In Kokomo, Ind., the unemployment rate stands at 19.2% - one-fifth of the workforce is employed in the auto sector (several Chrysler casting and transmission plants, Delphi Corp. facility). The Elkhart-Goshen metro area saw its unemployment jump to almost 18%, as sales of mobile homes and recreational vehicles have tanked.
The highest rate among all metro areas was the 27.5% in El Centro CA, followed by the 23.1% in Yuma AZ. Of the 18 areas with a jobless rate of 15% or more, 8 are in California and 5 are in Michigan.
Bismarck ND had the lowest jobless rate among metropolitan areas at 3.8%.
Thirst! What did people do before bottled water? I know the answer because I was born in 34 BBW (Before Bottled Water).

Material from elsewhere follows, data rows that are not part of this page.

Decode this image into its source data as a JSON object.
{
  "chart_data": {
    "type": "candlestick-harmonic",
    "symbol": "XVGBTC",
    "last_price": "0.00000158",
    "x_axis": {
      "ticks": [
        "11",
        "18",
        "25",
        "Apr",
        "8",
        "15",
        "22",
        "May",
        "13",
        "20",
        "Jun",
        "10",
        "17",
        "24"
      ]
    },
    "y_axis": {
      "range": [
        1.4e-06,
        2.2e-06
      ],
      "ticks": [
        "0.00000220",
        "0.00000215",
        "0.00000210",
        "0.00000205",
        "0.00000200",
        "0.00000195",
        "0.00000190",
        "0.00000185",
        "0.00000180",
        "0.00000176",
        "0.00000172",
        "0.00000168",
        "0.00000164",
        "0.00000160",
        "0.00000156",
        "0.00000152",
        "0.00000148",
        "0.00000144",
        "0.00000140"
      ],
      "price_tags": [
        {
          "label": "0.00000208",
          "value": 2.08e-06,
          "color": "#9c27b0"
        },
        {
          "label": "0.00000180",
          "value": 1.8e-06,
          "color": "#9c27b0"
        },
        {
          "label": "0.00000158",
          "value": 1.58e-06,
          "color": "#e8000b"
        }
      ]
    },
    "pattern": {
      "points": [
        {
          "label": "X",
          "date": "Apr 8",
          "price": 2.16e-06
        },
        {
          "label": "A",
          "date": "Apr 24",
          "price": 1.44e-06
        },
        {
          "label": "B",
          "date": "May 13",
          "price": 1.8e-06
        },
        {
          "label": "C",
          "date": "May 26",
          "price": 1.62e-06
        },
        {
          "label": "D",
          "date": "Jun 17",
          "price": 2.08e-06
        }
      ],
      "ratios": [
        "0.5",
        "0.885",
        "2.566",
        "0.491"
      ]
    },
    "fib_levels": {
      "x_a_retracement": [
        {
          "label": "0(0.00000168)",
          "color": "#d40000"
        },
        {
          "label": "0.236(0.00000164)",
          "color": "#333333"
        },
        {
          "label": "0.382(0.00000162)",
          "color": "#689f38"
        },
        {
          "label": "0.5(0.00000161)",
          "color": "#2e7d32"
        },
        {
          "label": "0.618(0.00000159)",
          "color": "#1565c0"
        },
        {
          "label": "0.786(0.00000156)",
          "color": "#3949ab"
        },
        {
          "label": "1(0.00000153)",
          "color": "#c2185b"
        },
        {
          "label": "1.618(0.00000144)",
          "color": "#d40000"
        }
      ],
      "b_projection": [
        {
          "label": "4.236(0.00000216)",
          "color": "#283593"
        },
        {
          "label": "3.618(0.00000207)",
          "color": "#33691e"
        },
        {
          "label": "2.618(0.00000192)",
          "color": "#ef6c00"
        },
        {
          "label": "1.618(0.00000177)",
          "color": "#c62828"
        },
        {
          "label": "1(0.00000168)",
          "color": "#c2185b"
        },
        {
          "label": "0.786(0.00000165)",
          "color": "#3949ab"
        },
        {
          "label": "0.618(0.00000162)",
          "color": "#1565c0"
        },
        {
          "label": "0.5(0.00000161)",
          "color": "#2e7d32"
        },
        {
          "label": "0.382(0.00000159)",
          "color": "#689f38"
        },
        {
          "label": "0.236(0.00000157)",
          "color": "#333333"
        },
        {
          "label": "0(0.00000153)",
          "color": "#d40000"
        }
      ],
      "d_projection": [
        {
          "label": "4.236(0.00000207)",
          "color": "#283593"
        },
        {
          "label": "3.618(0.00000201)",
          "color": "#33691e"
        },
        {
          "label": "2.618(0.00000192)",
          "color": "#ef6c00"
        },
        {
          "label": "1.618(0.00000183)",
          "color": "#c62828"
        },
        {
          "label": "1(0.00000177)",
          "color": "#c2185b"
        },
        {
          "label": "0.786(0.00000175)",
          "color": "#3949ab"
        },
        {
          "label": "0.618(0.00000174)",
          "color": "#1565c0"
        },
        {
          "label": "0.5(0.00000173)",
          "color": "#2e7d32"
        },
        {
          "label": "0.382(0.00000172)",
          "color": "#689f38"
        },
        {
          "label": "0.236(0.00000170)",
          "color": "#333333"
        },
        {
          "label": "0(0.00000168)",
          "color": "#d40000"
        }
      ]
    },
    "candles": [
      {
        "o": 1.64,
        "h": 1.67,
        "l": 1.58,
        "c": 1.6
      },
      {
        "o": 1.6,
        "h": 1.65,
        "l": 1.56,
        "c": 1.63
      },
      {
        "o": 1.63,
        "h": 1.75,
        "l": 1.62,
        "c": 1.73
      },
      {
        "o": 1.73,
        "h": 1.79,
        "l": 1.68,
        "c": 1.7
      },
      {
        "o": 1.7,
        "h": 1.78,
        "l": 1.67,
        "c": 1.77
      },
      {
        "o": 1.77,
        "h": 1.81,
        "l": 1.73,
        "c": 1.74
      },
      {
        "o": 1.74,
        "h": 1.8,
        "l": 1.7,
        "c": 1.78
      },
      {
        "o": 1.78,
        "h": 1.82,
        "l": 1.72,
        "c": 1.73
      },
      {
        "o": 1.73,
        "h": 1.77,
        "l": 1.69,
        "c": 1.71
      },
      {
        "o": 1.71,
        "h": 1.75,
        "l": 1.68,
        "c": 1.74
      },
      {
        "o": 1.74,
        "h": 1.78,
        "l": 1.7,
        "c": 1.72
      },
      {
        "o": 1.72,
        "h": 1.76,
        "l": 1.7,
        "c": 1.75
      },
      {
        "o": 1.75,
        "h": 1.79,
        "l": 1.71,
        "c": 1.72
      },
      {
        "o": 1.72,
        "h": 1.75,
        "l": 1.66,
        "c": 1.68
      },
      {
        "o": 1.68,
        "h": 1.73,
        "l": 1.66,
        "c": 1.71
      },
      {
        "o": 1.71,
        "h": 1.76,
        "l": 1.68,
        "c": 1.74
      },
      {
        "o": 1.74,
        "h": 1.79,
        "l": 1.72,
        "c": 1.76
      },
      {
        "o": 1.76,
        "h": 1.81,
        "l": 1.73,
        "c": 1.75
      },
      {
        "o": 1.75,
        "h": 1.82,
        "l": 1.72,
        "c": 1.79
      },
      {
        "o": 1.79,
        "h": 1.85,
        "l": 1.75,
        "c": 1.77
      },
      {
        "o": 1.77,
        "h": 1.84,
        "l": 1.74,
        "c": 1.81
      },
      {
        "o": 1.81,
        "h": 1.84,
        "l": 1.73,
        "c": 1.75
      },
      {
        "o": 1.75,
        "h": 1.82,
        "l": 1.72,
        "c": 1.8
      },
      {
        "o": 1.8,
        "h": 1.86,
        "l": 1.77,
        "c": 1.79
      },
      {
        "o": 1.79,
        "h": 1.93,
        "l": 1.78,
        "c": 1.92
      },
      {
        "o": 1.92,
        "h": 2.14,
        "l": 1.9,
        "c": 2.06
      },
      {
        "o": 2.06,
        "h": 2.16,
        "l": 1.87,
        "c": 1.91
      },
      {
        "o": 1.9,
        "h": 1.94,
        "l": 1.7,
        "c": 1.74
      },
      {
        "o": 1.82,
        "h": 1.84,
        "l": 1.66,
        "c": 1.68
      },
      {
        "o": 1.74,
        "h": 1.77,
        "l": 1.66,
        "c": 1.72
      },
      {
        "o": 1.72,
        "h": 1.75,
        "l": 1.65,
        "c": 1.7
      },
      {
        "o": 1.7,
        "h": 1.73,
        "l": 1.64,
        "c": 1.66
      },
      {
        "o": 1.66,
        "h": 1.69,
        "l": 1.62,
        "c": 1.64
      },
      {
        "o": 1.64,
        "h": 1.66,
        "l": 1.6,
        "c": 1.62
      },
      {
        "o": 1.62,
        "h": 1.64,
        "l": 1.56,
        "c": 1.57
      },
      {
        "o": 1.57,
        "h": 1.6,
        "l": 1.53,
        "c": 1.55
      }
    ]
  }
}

Of course, bottled water of sorts has been available for a century or more, mostly in European countries: France, Greece and Italy come to mind. Bottled water became the norm ... (more ... including pix, Pluto, DDT, Broderick Crawford and Eleanor Roosevelt >>>)
Don't worry: everything ties together.
What Green Shoots? Gross Domestic Product declined by 1.0% in the second quarter of '09. "This is the fourth consecutive quarterly decline in GDP; the first time that has happened since the government started keeping quarterly records in 1947." Last quarter's GDP was revised down from negative 5.5% to negative 6.4%.
Federal spending was - of course - up. By a whopping 11%.
Meanwhile, restaurant operators also reported negative customer traffic levels in June, marking the 22nd consecutive month of declines. The prospective diner is tapped out; consumer debt peaked in January 2009 and is now declining. This translates to spending cut-backs - including a decline in "going out to dinner."
A Stock Market Turn For The Better? The Dow Jones Industrial Average is sending a buy signal that has foreshadowed gains of almost 18% during the past nine decades.
The 30-stock gauge climbed to more than 10% above its mean level from the previous 200 days, rebounding from 34% below the so-called 200-day moving average in November. Eighteen of the last 21 times the Dow rallied from at least 10 percent below the 200-day level to 10 percent above, it posted gains during the next 12 months, Bloomberg data since 1921 show.
On average, the market went up 8.2% six months after the signal and 17.7% after twelve months.
I Need To Pay More Attention ... to Peggy Noonan. Sometimes her writing is a little too breezy and her opinions too liberally condescending, but she has better insight then I do.
Five years ago, when Barack Obama was basically unknown, Peggy wrote that, when he began his speech at the 2004 Democratic convention, "everyone watching thought: A star is born. Talk about famous overnight. ... When you first see him he is a plain man of irregular features and jug ears. But when he begins to speak his features blend into harmony and handsomeness. This kind of thing only happens if you have magic. At one point the C-Span cameras went to an unhappy looking Jesse Jackson in the stands. He looked like he was thinking, "I don't remember passing a torch." But it was passed."
A Glimpse Into The Past: This seven-minute 1908 film was shot from the front of a Spanish trolley car as it made its way around downtown Barcelona.
It is difficult to realize that all the people - so full of life on film - who are waving to you are now dead.
Worth A Thousand Words: Eternity Road explains how a Photo Op went awry.
Voices In My Head: This a capella version of the Star Wars Cantina music performed by Sixteen Feet really sticks with you.
Specially Equipped: Teddy Kennedy's Presidential Medal of Freedom has a special D-ring pull. Yank on it and the neck ribbon rapidly inflates to become a flotation device.
Quote Of The Day is from Mark S. Fowler, former FCC Chairman: "If somebody has a bad heart, they can plug this jack in at night as they go to bed and it will monitor their heart throughout the night. And the next morning, when they wake up dead, there'll be a record."